GDP, CPI — PSR? The potential support ratio (PSR) measures how many working-age people are in a population to support retirees, and “may reveal more about the overall health of an economy than the gross domestic product, unemployment rate or other common indicators,” according to Joseph Chamie, an independent consulting demographer and a former director of the United Nations Population Division.
PSR is the ratio of people between ages 15 and 64 to people 65 or older, regardless of employment status. In an article published Tuesday by Yale Global Online, a publication of the Whitney and Betty MacMillan Center for International and Area Studies at Yale, Chamie wrote that a lower PSR indicates an economy is in trouble, as there are more elderly people depending on fewer people of working age.
“The unprecedented shift toward a larger proportion of older persons and concomitant declines in workers is gradually and inexorably necessitating redesign of national economies,” he wrote.
As the number of workers paying taxes falls, governments must adjust budgetary allocations. Some do so by raising taxes, cutting spending on programs for the elderly or raising the statutory retirement age.
“Raising the statutory retirement age simultaneously increases the working-age population and reduces the elderly population. Raising the age threshold for the elderly from 65 to 70 years, for example, increases the global PSR from eight to 13 people of working age per one elderly person – roughly the 1950 level,” Chamie wrote.
To maintain the current ratio of global workers to retirees, the retirement age would have to be increased to 73 by 2050. In the U.S., the age would have to increase to 72, while in South Korea, retirement age would have to be increased to 80.
“Admittedly, the PSR is a relatively crude measure to reflect the momentous changes in relative numbers of workers and retirees,” Chamie acknowledged. “Clearly, not everyone among the elderly is retired, and not everyone of working age is employed. Also, the traditional threshold age of 65 for the elderly may be viewed as arbitrary, especially with varying life expectancies among countries.”
He added, though, that “the simplicity of the PSR is also its major strength as it clearly reflects fundamental changes occurring in population age structures, thus permitting comparisons across countries and time periods with varying employment and retirement circumstances.”
In 1950, the median age of the global population was 23, according to Chamie, with a PSR of 12 workers for every person over 65. Now, the PSR has fallen to eight and is expected to keep falling until it reaches four in 2050.

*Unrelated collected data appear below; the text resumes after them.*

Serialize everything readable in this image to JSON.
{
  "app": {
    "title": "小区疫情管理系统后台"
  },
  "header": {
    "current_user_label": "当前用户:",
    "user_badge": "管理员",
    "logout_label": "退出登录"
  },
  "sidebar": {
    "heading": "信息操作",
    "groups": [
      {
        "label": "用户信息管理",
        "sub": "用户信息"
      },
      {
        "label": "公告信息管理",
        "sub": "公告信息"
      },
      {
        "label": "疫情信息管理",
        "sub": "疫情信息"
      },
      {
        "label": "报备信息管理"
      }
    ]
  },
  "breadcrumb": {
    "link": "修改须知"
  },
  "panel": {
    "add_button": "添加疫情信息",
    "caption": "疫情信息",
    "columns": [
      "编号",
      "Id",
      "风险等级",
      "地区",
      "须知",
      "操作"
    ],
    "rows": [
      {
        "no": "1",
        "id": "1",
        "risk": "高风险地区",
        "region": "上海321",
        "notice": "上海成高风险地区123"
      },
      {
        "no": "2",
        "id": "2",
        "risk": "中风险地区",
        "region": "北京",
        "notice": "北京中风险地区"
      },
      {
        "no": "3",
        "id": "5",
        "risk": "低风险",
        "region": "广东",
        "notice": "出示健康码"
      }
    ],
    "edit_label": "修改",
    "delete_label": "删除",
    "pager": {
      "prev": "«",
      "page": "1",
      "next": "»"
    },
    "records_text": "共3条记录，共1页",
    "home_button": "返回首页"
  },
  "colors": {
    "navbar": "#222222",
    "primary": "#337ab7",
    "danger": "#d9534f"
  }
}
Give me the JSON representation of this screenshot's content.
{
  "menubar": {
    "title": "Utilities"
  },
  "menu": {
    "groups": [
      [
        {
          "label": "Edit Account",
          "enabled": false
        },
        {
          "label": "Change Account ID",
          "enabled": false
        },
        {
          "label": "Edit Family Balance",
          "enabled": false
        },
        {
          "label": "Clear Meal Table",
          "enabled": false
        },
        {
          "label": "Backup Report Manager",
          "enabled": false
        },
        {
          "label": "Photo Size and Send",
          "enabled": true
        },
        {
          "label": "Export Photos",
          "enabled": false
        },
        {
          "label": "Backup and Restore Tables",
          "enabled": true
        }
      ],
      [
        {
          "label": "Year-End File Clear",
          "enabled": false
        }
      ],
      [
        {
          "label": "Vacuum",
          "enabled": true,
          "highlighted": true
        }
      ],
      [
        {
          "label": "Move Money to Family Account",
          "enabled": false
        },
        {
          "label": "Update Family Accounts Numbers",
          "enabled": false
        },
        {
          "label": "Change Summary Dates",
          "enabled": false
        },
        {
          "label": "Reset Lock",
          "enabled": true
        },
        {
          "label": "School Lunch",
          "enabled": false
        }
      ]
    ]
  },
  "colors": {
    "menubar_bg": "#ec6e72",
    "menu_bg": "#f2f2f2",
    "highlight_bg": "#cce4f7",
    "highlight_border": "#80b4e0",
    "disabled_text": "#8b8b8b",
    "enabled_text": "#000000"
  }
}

“Although the ratios for individual countries show considerable diversity, the overall trend is both unmistakable and striking: fewer people of working age per elderly person than in the past,” Chamie wrote.
Developed countries tend to have lower PSRs. Chamie said older industrialized nations tend to have PSRs lower than six, while the lowest, Japan, is two. In Germany, Italy, Japan and South Korea, those level are expected to fall to 1.5 by 2050.

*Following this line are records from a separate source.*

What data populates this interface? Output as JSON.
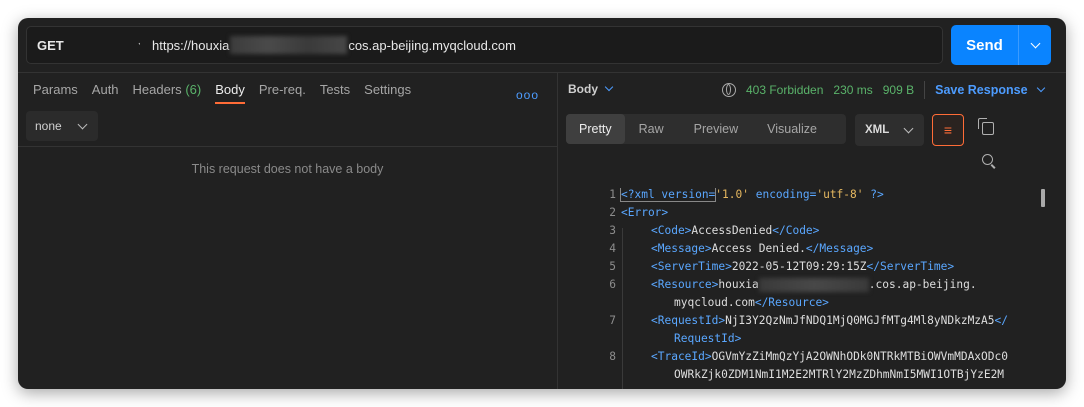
{
  "request": {
    "method": "GET",
    "url_prefix": "https://houxia",
    "url_suffix": "cos.ap-beijing.myqcloud.com",
    "send_label": "Send"
  },
  "left_tabs": [
    {
      "label": "Params"
    },
    {
      "label": "Auth"
    },
    {
      "label": "Headers",
      "count": "(6)"
    },
    {
      "label": "Body",
      "active": true
    },
    {
      "label": "Pre-req."
    },
    {
      "label": "Tests"
    },
    {
      "label": "Settings"
    }
  ],
  "more_label": "ooo",
  "body_type": "none",
  "empty_message": "This request does not have a body",
  "response": {
    "section_label": "Body",
    "status": "403 Forbidden",
    "time": "230 ms",
    "size": "909 B",
    "save_label": "Save Response",
    "view_tabs": [
      "Pretty",
      "Raw",
      "Preview",
      "Visualize"
    ],
    "format": "XML",
    "wrap_icon": "≡"
  },
  "code": {
    "line_numbers": [
      "1",
      "2",
      "3",
      "4",
      "5",
      "6",
      "",
      "7",
      "",
      "8",
      ""
    ],
    "l1_pre": "<?xml version=",
    "l1_v1": "'1.0'",
    "l1_mid": " encoding=",
    "l1_v2": "'utf-8'",
    "l1_end": " ?>",
    "l2": "<Error>",
    "l3_open": "<Code>",
    "l3_val": "AccessDenied",
    "l3_close": "</Code>",
    "l4_open": "<Message>",
    "l4_val": "Access Denied.",
    "l4_close": "</Message>",
    "l5_open": "<ServerTime>",
    "l5_val": "2022-05-12T09:29:15Z",
    "l5_close": "</ServerTime>",
    "l6_open": "<Resource>",
    "l6_val": "houxia",
    "l6_val2": ".cos.ap-beijing.",
    "l6b_val": "myqcloud.com",
    "l6b_close": "</Resource>",
    "l7_open": "<RequestId>",
    "l7_val": "NjI3Y2QzNmJfNDQ1MjQ0MGJfMTg4Ml8yNDkzMzA5",
    "l7_close": "</",
    "l7b_close": "RequestId>",
    "l8_open": "<TraceId>",
    "l8_val": "OGVmYzZiMmQzYjA2OWNhODk0NTRkMTBiOWVmMDAxODc0",
    "l8b_val": "OWRkZjk0ZDM1NmI1M2E2MTRlY2MzZDhmNmI5MWI1OTBjYzE2M"
  }
}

Even though less developed nations like India, Iran and Nigeria have robust PSRs (“well above 10,” according to Chamie), they are also expected to drop over the next few decades to lower than five.
“The notable exceptions to that trend are in Sub-Saharan Africa,” Chamie wrote. “The PSRs of many African countries in 2050 are expected to be lower than today’s levels, but still high with PSRs anticipated at 17 for Angola, 16 for Uganda and 15 for Nigeria.”
He added that 2015 was the first year when the global population had more people 65 or older than 14 or younger, as fertility rates have declined and longevity has increased. More than 80 countries now have fertility rates that are below the replacement rate.
Some countries are combating this decline in population growth by increasing immigration levels to bolster their work force. China recently ended its one-child policy, allowing couples to have two children.
In the U.S., studies have shown that many seniors are choosing to work longer, and recent research has shown that offering older workers a lump sum Social Security payment can incentivize them to work longer and file for benefits at an older age.